Welcome to this beginner-friendly guide on analyzing CSV files with Python!
In this notebook, we'll learn how to load, inspect, clean, explore, and visualize CSV data using pandas.

Let's get started!

## 📋 CSV Analysis Workflow

Follow this step-by-step workflow to analyze your CSV data:

1. **Load:** Read CSV file with `pd.read_csv()`
2. **Inspect:** Preview data with `.head()`, check info with `.info()`, get summary with `.describe()`
3. **Clean:** Handle missing values and duplicates as needed
4. **Explore:** Filter data, group by categories, analyze patterns
5. **Visualize:** Create simple plots to understand data better

## 🌸 Iris Dataset Analysis

Here's the classic Iris dataset, which contains measurements of different iris flower species.
It's perfect for practicing data analysis!

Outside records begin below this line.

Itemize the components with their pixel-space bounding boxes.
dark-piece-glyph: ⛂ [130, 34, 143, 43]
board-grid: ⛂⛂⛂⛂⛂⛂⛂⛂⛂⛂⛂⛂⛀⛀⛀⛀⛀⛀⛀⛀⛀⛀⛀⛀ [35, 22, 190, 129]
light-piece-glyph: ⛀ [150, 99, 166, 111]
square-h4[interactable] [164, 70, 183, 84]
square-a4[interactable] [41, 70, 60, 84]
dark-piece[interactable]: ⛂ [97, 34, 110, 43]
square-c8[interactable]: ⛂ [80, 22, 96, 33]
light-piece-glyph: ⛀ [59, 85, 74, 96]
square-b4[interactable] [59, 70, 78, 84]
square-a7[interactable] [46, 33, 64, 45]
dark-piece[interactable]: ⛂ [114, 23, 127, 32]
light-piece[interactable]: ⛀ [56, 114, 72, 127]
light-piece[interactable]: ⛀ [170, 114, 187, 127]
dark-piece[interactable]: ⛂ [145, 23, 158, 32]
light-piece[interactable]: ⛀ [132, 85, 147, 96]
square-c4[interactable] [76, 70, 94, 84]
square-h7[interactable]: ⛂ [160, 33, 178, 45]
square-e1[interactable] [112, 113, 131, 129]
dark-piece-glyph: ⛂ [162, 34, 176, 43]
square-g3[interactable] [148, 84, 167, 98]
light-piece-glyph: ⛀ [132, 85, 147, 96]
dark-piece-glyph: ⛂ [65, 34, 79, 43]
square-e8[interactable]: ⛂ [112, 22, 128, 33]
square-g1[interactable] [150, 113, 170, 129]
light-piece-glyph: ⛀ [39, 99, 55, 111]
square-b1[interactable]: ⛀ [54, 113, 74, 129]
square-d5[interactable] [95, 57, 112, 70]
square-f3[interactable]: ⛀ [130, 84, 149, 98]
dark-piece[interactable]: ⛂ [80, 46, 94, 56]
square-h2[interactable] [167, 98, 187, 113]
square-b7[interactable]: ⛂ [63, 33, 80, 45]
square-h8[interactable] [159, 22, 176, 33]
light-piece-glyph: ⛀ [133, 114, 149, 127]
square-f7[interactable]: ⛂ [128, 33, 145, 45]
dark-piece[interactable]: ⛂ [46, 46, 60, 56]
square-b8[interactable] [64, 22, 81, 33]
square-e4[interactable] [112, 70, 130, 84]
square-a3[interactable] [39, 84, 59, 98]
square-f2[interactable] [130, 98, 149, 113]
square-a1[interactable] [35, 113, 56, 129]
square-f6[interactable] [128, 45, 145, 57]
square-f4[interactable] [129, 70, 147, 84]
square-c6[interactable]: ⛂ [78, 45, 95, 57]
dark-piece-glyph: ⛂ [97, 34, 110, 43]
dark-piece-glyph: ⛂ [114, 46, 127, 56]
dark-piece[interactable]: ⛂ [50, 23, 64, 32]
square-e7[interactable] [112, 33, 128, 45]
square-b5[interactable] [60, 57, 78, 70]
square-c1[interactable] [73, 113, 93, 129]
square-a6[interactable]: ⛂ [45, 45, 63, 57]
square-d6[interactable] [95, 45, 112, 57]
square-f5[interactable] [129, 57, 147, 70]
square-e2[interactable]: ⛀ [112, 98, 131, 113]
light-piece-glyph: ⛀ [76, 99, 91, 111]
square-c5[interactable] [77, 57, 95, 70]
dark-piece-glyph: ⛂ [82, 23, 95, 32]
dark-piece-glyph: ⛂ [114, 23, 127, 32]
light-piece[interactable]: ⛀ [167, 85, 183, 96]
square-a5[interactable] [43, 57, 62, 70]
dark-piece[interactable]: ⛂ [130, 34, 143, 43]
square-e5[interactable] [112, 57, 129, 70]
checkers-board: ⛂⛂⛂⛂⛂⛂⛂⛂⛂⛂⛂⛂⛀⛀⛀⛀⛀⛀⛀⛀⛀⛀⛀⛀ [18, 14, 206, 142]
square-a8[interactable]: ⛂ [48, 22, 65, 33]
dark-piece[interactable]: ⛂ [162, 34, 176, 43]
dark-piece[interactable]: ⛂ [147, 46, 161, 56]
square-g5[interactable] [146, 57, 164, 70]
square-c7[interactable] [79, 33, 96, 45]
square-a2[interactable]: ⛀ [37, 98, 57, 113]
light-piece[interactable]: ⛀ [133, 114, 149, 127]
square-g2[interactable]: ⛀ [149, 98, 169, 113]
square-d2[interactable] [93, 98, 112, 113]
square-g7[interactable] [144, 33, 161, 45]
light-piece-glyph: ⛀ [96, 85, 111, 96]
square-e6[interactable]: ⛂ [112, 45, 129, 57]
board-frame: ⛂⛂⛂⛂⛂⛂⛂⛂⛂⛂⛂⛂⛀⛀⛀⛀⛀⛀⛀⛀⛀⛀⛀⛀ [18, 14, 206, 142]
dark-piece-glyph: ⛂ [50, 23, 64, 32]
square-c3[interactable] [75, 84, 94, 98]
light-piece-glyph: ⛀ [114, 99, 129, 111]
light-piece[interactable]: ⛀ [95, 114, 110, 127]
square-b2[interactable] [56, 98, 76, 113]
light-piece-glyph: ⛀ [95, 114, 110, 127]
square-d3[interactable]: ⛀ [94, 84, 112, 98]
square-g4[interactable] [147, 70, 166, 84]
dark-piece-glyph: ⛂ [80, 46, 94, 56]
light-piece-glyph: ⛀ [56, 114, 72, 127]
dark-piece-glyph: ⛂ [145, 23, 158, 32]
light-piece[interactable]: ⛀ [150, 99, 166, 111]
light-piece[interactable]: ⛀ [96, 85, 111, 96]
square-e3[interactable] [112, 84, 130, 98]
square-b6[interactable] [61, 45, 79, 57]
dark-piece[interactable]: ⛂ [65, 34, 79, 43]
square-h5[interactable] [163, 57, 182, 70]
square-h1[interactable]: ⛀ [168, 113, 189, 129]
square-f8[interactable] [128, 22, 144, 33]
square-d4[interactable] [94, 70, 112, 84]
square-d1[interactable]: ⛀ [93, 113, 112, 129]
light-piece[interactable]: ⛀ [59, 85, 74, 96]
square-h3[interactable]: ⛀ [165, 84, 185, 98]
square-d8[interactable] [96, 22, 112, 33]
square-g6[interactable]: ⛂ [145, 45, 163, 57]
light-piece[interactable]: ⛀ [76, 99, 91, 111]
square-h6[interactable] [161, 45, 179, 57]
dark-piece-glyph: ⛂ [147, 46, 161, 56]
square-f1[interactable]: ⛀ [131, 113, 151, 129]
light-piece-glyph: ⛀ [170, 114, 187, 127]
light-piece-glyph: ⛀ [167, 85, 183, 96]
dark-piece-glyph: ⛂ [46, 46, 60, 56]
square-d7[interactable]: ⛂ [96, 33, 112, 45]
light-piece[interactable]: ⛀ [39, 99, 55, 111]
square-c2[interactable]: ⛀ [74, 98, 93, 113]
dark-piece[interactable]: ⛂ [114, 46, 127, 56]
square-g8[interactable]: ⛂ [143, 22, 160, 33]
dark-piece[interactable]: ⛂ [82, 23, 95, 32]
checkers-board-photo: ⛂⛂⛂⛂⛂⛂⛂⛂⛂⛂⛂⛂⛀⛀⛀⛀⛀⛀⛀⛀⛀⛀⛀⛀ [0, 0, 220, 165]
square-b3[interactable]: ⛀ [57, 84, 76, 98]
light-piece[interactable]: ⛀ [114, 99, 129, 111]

![Iris flowers showing different species with measurements visualization](images/iris_dataset.png)

Let's see how to analyze this dataset step-by-step.

In [None]:
import pandas as pd
import numpy as np

## 💻 Complete CSV Analysis Example

Run the following code to load and analyze the Iris dataset.

In [None]:
# Load the Iris dataset from URL
iris = pd.read_csv('https://raw.githubusercontent.com/mwaskom/seaborn-data/master/iris.csv')

In [None]:
# Initial inspection: shape of dataset
print("Dataset shape:", iris.shape)

In [None]:
# Preview first 5 rows
print("\nFirst 5 rows:")
print(iris.head())

In [None]:
# Check for missing values in each column
print("\nMissing values:")
print(iris.isna().sum())

In [None]:
# Get basic statistics of numerical columns
print("\nSummary statistics:")
print(iris.describe())

In [None]:
# Group data by species and compute mean and std for sepal and petal lengths
species_stats = iris.groupby('species').agg({
    'sepal_length': ['mean', 'std'],
    'petal_length': ['mean', 'std']
})
print("\nSpecies statistics:")
print(species_stats)

In [None]:
# Create boxplots for sepal length and petal length grouped by species
iris.boxplot(column=['sepal_length', 'petal_length'], by='species')

## 🎯 CSV Analysis Mastery

"Every data scientist's journey begins with CSV files!"

Remember, always inspect your data thoroughly before starting your analysis to avoid surprises later on!